The Dictionary I Missed Most
I realized the depth of this instinct in the summer of 2022, during a silent meditation retreat in rural Massachusetts.
Five days. No phones, no writing, no talking. Just meditation and the occasional dharma talk in the evening.
What did I miss the most?
Not Instagram. Not texting.
The dictionary.
During those days, I read every shampoo label and sign in the compound. Every time the teacher used a rare or “fancy” English word, I’d latch onto it. I knew the general meaning, but I wanted to be sure. I wanted to know how to say it in Spanish in an equally elegant equivalent.

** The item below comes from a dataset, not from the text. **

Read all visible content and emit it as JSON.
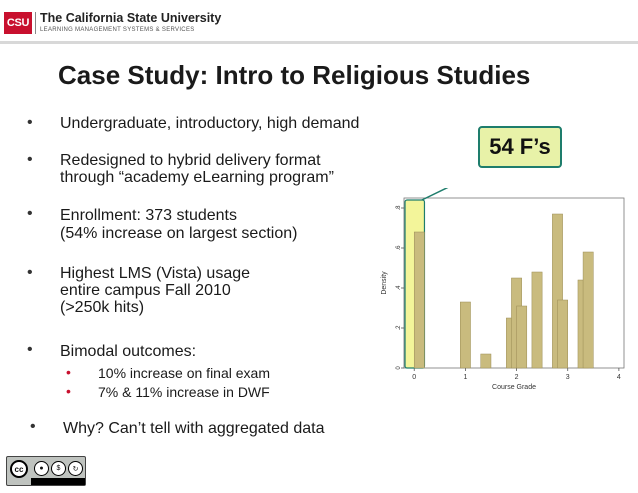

But I couldn’t check. No dictionary. No note-taking. Just my brain obsessively trying to hold onto words and meanings until I could look them up.
Curiosity: The Lifelong Skill
This isn’t about being a language nerd (although I am one). It’s about the mindset that helps us get better. Whether you’re a monolingual journalist or a bilingual interpreter, the habit is the same: you chase the word. You don’t settle for “close enough.”
Curiosity is the muscle that keeps a language alive in us.
Looking up words isn’t a sign of weakness, but rather a sign of commitment.
Absolutely, always chasing language. I find myself doing this in all of my languages, and there is nothing more pleasing than finding something new, or that one word you were desperately searching for or needed to confirm!